Extrait du livre de Yann Le Cun : Quand La machine apprend
Extrait
du livre de Yann Le Cun : Quand La machine apprend
« La
révolution des neurones artificiels et de l’apprentissage profond »
Yann Le Cun, lauréat du prix Turing
(équivalent du prix Nobel en informatique) est professeur à la New York
University et dirige la recherche fondamentale chez Facebook
Le noyau dur de
l'intelligence artificielle dans les années 1970 et 1980 était une collection
de techniques de raisonnement automatique basées sur la logique et la manipulation
de symboles. Avec une certaine autodérision, les tenants anglo-saxons de cette
tradition la désignent par l'expression GOFAI, acronyme de good
old-fashioned artificial intelligence (« bonne vieille intelligence
artificielle »)...
Ainsi, dans les
systèmes experts: un moteur d'inférence applique des règles aux faits et en
déduit de nouveaux faits. En 1975, MYCIN, par exemple, devait aider le médecin
à identifier les infections aiguës, comme les méningites, et recommander des
traitements antibiotiques. Il était doté d'environ 600 règles du type : « SI
l'organisme infectieux est à Gram négatif ET l'organisme est en forme de
bâtonnet ET l'organisme est anaérobie, ALORS l'organisme est un
bactéroïde (avec une probabilité de 60 %). »
MYCIN était
innovant. Ses règles comportaient des facteurs de certitude que le système
combinait pour produire un score de confiance sur le résultat.

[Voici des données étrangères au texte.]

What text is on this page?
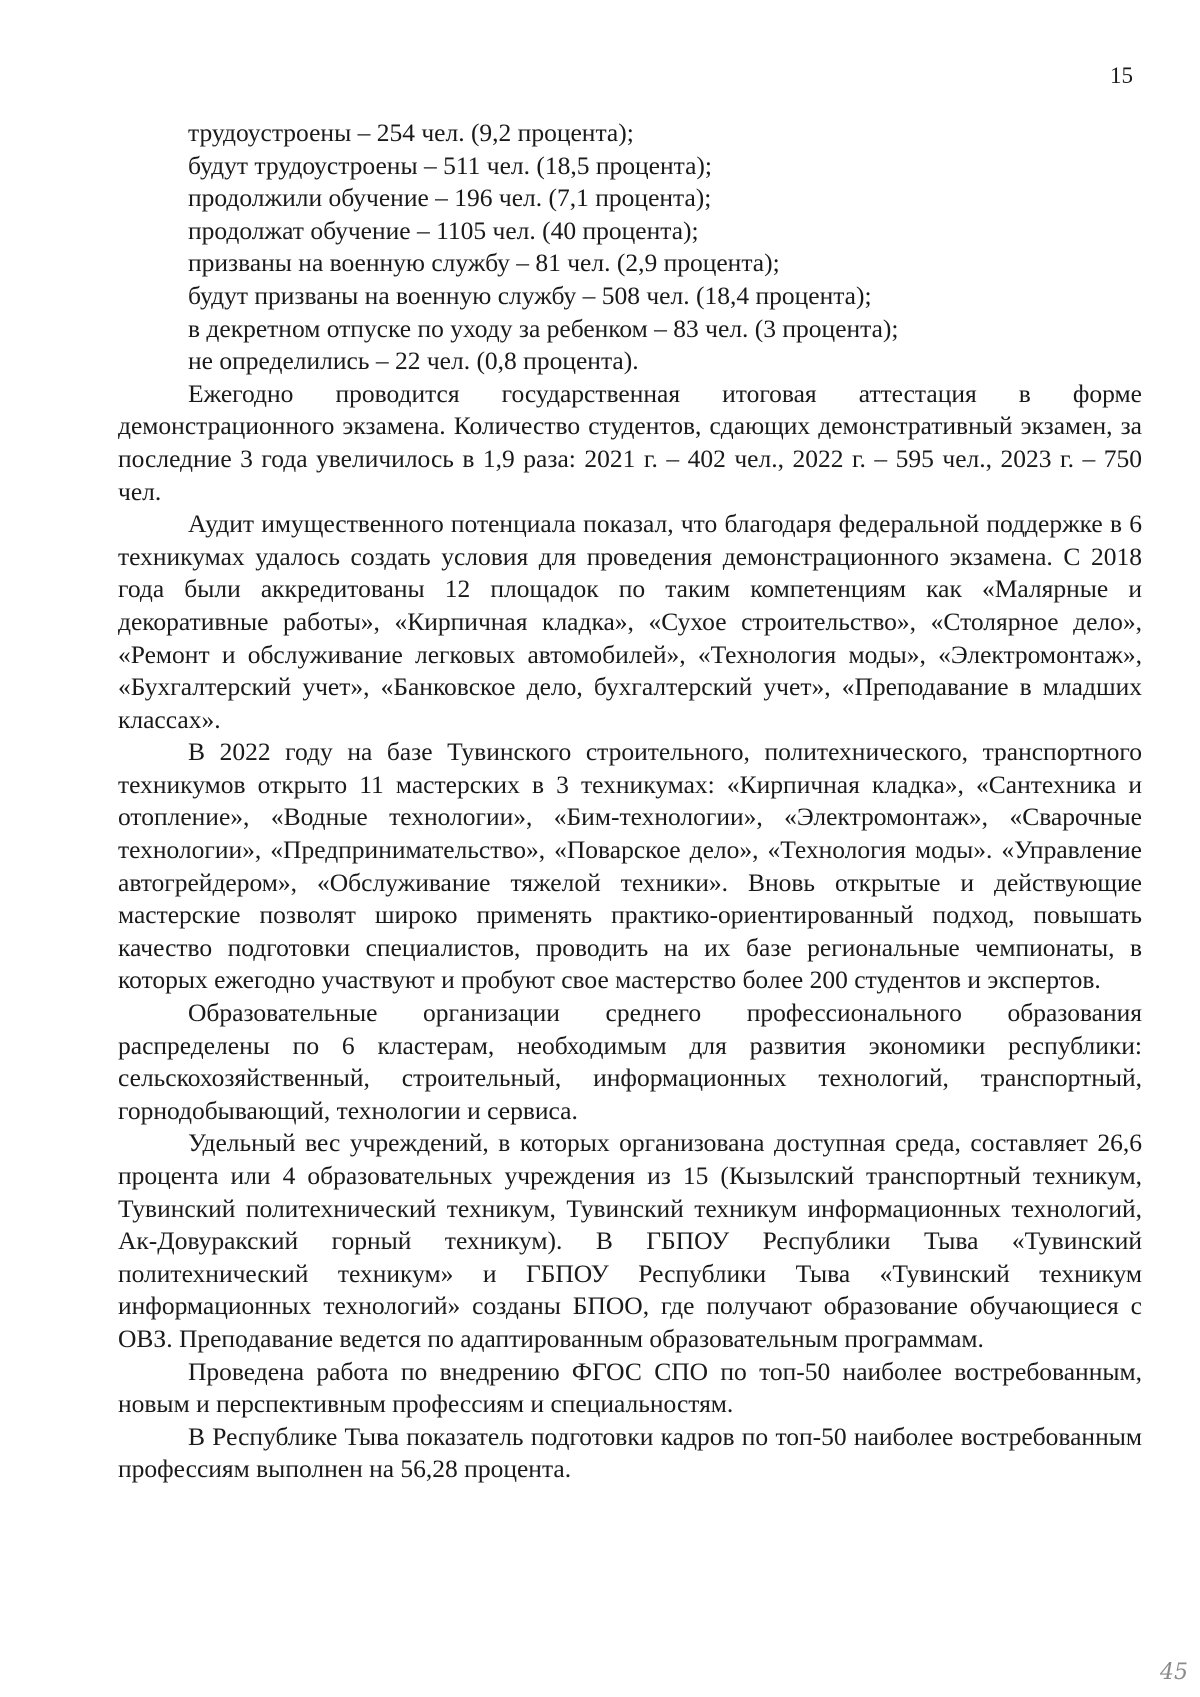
15

трудоустроены – 254 чел. (9,2 процента);

будут трудоустроены – 511 чел. (18,5 процента);

продолжили обучение – 196 чел. (7,1 процента);

продолжат обучение – 1105 чел. (40 процента);

призваны на военную службу – 81 чел. (2,9 процента);

будут призваны на военную службу – 508 чел. (18,4 процента);

в декретном отпуске по уходу за ребенком – 83 чел. (3 процента);

не определились – 22 чел. (0,8 процента).

Ежегодно проводится государственная итоговая аттестация в форме демонстрационного экзамена. Количество студентов, сдающих демонстративный экзамен, за последние 3 года увеличилось в 1,9 раза: 2021 г. – 402 чел., 2022 г. – 595 чел., 2023 г. – 750 чел.

Аудит имущественного потенциала показал, что благодаря федеральной поддержке в 6 техникумах удалось создать условия для проведения демонстрационного экзамена. С 2018 года были аккредитованы 12 площадок по таким компетенциям как «Малярные и декоративные работы», «Кирпичная кладка», «Сухое строительство», «Столярное дело», «Ремонт и обслуживание легковых автомобилей», «Технология моды», «Электромонтаж», «Бухгалтерский учет», «Банковское дело, бухгалтерский учет», «Преподавание в младших классах».

В 2022 году на базе Тувинского строительного, политехнического, транспортного техникумов открыто 11 мастерских в 3 техникумах: «Кирпичная кладка», «Сантехника и отопление», «Водные технологии», «Бим-технологии», «Электромонтаж», «Сварочные технологии», «Предпринимательство», «Поварское дело», «Технология моды». «Управление автогрейдером», «Обслуживание тяжелой техники». Вновь открытые и действующие мастерские позволят широко применять практико-ориентированный подход, повышать качество подготовки специалистов, проводить на их базе региональные чемпионаты, в которых ежегодно участвуют и пробуют свое мастерство более 200 студентов и экспертов.

Образовательные организации среднего профессионального образования распределены по 6 кластерам, необходимым для развития экономики республики: сельскохозяйственный, строительный, информационных технологий, транспортный, горнодобывающий, технологии и сервиса.

Удельный вес учреждений, в которых организована доступная среда, составляет 26,6 процента или 4 образовательных учреждения из 15 (Кызылский транспортный техникум, Тувинский политехнический техникум, Тувинский техникум информационных технологий, Ак-Довуракский горный техникум). В ГБПОУ Республики Тыва «Тувинский политехнический техникум» и ГБПОУ Республики Тыва «Тувинский техникум информационных технологий» созданы БПОО, где получают образование обучающиеся с ОВЗ. Преподавание ведется по адаптированным образовательным программам.

Проведена работа по внедрению ФГОС СПО по топ-50 наиболее востребованным, новым и перспективным профессиям и специальностям.

В Республике Тыва показатель подготовки кадров по топ-50 наиболее востребованным профессиям выполнен на 56,28 процента.

45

Il était doté
d'un moteur d'inférence, dit « à chaînage arrière », par lequel le système
faisait une ou plusieurs hypothèses de diagnostic et questionnait le praticien
sur les symptômes du patient. Le système changeait d'hypothèse au fur et à
mesure des réponses et émettait un diagnostic, puis proposait un antibiotique
et une posologie, avec un certain indice de confiance.
Pour construire
un tel système, un ingénieur avait dû s'asseoir à côté du médecin et lui faire
détailler son raisonnement: comment diagnostiquait-il une appendicite ou une
méningite? Quels étaient les symptômes? Des règles émergeaient. Si le patient
présentait tel et tel symptôme, il y avait telle probabilité d'appendicite,
telle probabilité d'occlusion intestinale ou telle probabilité de colique
néphrétique. L'ingénieur écrivait à la main ces règles dans une base de
connaissances.
La fiabilité de
MYCIN et de ses successeurs était très bonne. Mais ils n'ont pas dépassé le
stade expérimental. L'informatisation en médecine commençait à peine, et la
saisie de données était fastidieuse. Elle l'est toujours, d'ailleurs. Au final,
tous ces systèmes experts fondés sur la logique et la recherche arborescente se
sont révélés lourds et compliqués à développer. Ils sont tombés en désuétude,
mais ils restent une référence et continuent d'être décrits dans les manuels
d'intelligence artificielle.
Les travaux sur
la logique ont quand même conduit à quelques applications incontournables: la
résolution symbolique d'équations, le calcul d'intégrales en mathématiques, et
la vérification automatique de programme. Avec elle, Airbus, par exemple,
vérifie l'exactitude et la fiabilité de ses logiciels de contrôle d'avions de
ligne.
Une partie de
la communauté des chercheurs en IA continue à travailler sur ces sujets.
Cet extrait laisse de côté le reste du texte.